Maine Sen. Olympia Snowe’s announcement on Tuesday that she will not seek re-election after more than three decades on Capitol Hill certainly sent shockwaves across Washington, D.C. What does it exactly mean to LGBT-friendly Republicans?
Snowe is among the six Republicans in the U.S. Senate who voted for a bill that repealed the military’s ban on openly gay and lesbian servicemembers. She is also a co-sponsor of the federal Employment Non-Discrimination Act. The vast majority of her Republican colleagues were obviously unwilling to meet her in the middle on these issues.

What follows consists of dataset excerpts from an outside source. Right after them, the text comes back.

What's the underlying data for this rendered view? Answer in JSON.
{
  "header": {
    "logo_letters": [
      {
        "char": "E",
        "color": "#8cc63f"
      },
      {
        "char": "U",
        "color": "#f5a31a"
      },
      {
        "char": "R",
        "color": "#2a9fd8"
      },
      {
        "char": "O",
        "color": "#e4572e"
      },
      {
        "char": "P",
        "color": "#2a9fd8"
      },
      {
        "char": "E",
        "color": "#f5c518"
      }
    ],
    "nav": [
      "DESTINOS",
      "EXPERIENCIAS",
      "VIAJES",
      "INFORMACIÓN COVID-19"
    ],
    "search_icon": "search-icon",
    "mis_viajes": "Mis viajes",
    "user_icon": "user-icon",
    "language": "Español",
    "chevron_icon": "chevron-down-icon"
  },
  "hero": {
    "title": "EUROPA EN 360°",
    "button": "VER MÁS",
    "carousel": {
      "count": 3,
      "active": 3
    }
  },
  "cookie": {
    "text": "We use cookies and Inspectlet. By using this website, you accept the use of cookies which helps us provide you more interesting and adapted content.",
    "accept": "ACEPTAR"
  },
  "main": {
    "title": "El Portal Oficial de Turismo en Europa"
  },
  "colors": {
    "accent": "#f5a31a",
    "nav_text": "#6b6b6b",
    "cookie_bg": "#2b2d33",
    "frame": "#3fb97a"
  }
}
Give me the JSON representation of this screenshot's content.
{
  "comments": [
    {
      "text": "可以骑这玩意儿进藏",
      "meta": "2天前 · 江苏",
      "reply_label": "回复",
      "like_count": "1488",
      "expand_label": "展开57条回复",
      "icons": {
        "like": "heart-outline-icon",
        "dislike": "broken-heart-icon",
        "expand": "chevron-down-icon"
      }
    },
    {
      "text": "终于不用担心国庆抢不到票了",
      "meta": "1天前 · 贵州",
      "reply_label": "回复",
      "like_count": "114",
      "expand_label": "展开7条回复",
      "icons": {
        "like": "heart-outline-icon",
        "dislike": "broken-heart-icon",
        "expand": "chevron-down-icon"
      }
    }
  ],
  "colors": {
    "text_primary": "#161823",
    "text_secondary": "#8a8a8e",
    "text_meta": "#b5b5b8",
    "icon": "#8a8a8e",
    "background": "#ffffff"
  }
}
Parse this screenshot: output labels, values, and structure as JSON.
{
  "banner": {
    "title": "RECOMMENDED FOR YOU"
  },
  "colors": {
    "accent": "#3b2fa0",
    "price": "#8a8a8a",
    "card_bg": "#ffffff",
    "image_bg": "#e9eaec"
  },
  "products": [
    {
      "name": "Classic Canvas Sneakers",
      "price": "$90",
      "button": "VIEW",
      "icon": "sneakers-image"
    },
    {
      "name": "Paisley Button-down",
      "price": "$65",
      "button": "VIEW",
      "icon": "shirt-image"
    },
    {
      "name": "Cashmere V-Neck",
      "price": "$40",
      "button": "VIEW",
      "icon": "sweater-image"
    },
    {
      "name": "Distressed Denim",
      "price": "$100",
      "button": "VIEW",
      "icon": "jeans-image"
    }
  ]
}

"As I enter a new chapter, I see a vital need for the political center in order for our democracy to flourish and to find solutions that unite rather than divide us," she said in a statement that discussed her decision. "It is time for change in the way we govern, and I believe there are unique opportunities to build support for that change from outside the U.S. Senate."
The Republican Party certainly does not leave much room for moderation on LGBT issues. There are, however, obvious exceptions to this opposition from within the party both inside and outside the Beltway.
Maine Sen. Susan Collins described ’don’t ask, don’t tell’ as a "stinky law that became more odious with every application" during the Log Cabin Republicans’ national dinner in Washington, D.C., on the same day that it’s repeal became official in September. Former Vice President Dick Cheney reportedly lobbied Maryland Republicans to support the marriage equality law that Gov. Martin O’Malley signed on Thursday, while former Republican National Committee Chair Ken Mehlman also sought GOP support for the legislation. He also spoke out against a bill that would repeal the Granite State’s marriage equality law in an op-ed that the New Hampshire Union Leader published in January.